Despite what has been described by CNBC as a “shocker” of a US jobs report on Friday and a US attack on Syria – a move certain to have geopolitical ramifications – the US dollar ended the week strongly.
Against the Japanese yen, the dollar fell toward 110.10 early in the day on news of a US missile strike on a Syrian airbase and, having recovered in the interim, fell again to that level following weak payrolls data. Remarkably though, the ‘greenback’ flew from there, dismissing negativity and rallying at one point to 111.36. USD/JPY ended the week at 111.05.

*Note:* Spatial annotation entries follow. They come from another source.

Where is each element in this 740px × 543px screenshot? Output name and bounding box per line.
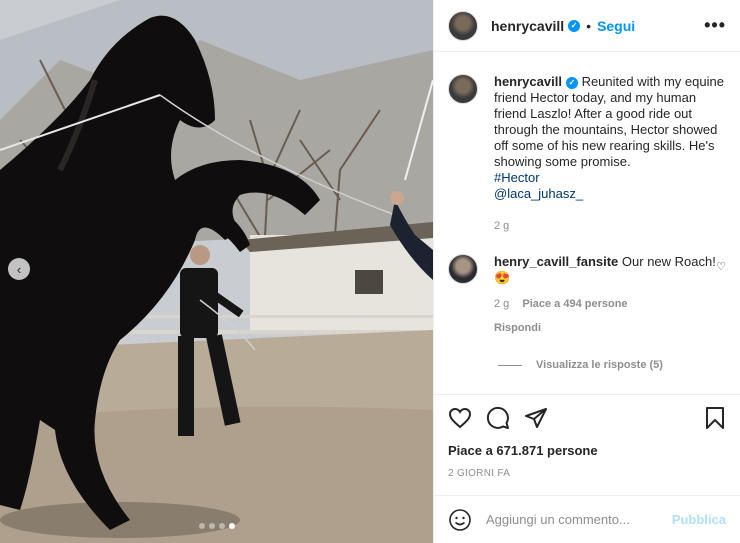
author-avatar[interactable]: [448, 74, 478, 104]
photo-illustration: [0, 0, 433, 543]
carousel-indicator: [0, 523, 433, 529]
publish-button[interactable]: Pubblica: [672, 512, 726, 527]
commenter-avatar[interactable]: [448, 254, 478, 284]
post-header: henrycavill ✓ • Segui •••: [434, 0, 740, 52]
share-direct-icon[interactable]: [524, 406, 548, 430]
commenter-username[interactable]: henry_cavill_fansite: [494, 254, 618, 269]
author-avatar[interactable]: [448, 10, 478, 41]
comment-like-icon[interactable]: ♡: [716, 260, 726, 273]
post-photo[interactable]: ‹: [0, 0, 433, 543]
reply-button[interactable]: Rispondi: [494, 320, 716, 336]
like-heart-icon[interactable]: [448, 406, 472, 430]
verified-badge-icon: ✓: [568, 19, 581, 32]
more-options-icon[interactable]: •••: [704, 15, 726, 36]
verified-badge-icon: ✓: [565, 77, 578, 89]
carousel-dot-active: [228, 523, 235, 529]
follow-button[interactable]: Segui: [597, 18, 635, 34]
replies-line: [498, 364, 522, 366]
author-username[interactable]: henrycavill: [491, 18, 564, 34]
carousel-dot: [198, 523, 205, 529]
save-bookmark-icon[interactable]: [704, 406, 726, 430]
comment-likes[interactable]: Piace a 494 persone: [522, 298, 627, 310]
caption-username[interactable]: henrycavill: [494, 74, 562, 89]
carousel-dot: [208, 523, 215, 529]
likes-count[interactable]: Piace a 671.871 persone: [448, 443, 726, 458]
view-replies-button[interactable]: Visualizza le risposte (5): [498, 359, 726, 371]
comments-section[interactable]: henrycavill ✓ Reunited with my equine fri…: [434, 52, 740, 394]
chevron-left-icon: ‹: [16, 261, 22, 277]
carousel-dot: [218, 523, 225, 529]
mention-link[interactable]: @laca_juhasz_: [494, 186, 726, 202]
comment-meta: 2 g Piace a 494 persone: [494, 296, 716, 312]
action-icons: [448, 403, 726, 433]
emoji-icon[interactable]: [448, 508, 472, 532]
caption: henrycavill ✓ Reunited with my equine fri…: [448, 74, 726, 234]
action-bar: Piace a 671.871 persone 2 GIORNI FA: [434, 394, 740, 495]
comment-age[interactable]: 2 g: [494, 298, 509, 310]
hashtag-link[interactable]: #Hector: [494, 170, 726, 186]
post-side-panel: henrycavill ✓ • Segui ••• henrycavill ✓ R…: [433, 0, 740, 543]
instagram-post: ‹ henrycavill ✓ • Segui ••• henrycavill ✓: [0, 0, 740, 543]
previous-slide-button[interactable]: ‹: [8, 258, 30, 280]
caption-meta: 2 g: [494, 218, 726, 234]
view-replies-label: Visualizza le risposte (5): [536, 359, 663, 371]
comment-item: henry_cavill_fansite Our new Roach! 😍 2 …: [448, 254, 726, 336]
caption-age[interactable]: 2 g: [494, 220, 509, 232]
comment-input[interactable]: [486, 512, 672, 527]
post-date[interactable]: 2 GIORNI FA: [448, 468, 726, 495]
comment-bubble-icon[interactable]: [486, 406, 510, 430]
separator-dot: •: [586, 17, 592, 34]
add-comment-bar: Pubblica: [434, 495, 740, 543]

Similar moves were recorded in other US dollar pairs yesterday and the Australian dollar continues to be the worst major performer. AUD/USD opened near its highs and closed virtually on its low (never a good sign), and towards the end of the day even managed to breach the crucial 75.00 level. AUD/USD ended the week at 0.7501.
Weather to Blame for Poor US Jobs Data
Not only did the headline employment number for March miss market expectations by a long way (+98k vs. +174k expected), but there was also a revision of -38k to previous data and average hourly earnings ticked down (+0.2% vs. +0.3% previously).
Diane Swonk, CEO at DS Economics, and John Hardy, Head of FX Strategy at Saxo Bank, both suggested that “wacky weather” was to blame for the fall in jobs. And both David Berson, chief economist at British building society Nationwide, and JP Morgan’s Jim Glassman said yesterday that Friday’s data would have no bearing on the prevailing stance and opinions of the Federal Reserve. The weak March data “won’t knock the Fed off course”, said Berson.
Indian Rupee Making a Mockery of Big Bank Forecasts
The rupee continues to skyrocket. Another very strong showing from the Indian currency yesterday means that the New Zealand dollar now buys only INR 44.59, the US dollar only INR 64.30 and the British pound only INR 79.50. Those importing goods from India might soon be feeling the pinch. On the flip side, Indians looking to travel overseas haven’t had it this good since 2015.
The Reserve Bank of India kept rates on hold this week, with the committee noting that “indicators of global growth suggest signs of stronger activity…and an easing of recessionary conditions in large emerging market economies [such as India]. For emerging markets, the outlook is gradually improving, with indications that the slowdown characterising 2016 could be bottoming out.”
Economic data coming from India continues to surprise to the upside and be supportive of higher INR rates. In March, investors learned that CPI in India has reached 3.65% and that wholesale prices rose 6.55%, with both numbers beating market expectations for 3.58% and 5.9% respectively. The most recent GDP data also comfortably outperformed the market’s best guess, and now stands at 7% year-on-year.
The rupee is also making a mockery of forecasts made by major investment banks. Back in February, Swiss bank Credit Suisse raised their Q1 forecast for INR/USD (as did many other banks) from 0.0146 to 0.0148. The pair actually ended the quarter at 0.0154 and as of Friday sits at 0.0156.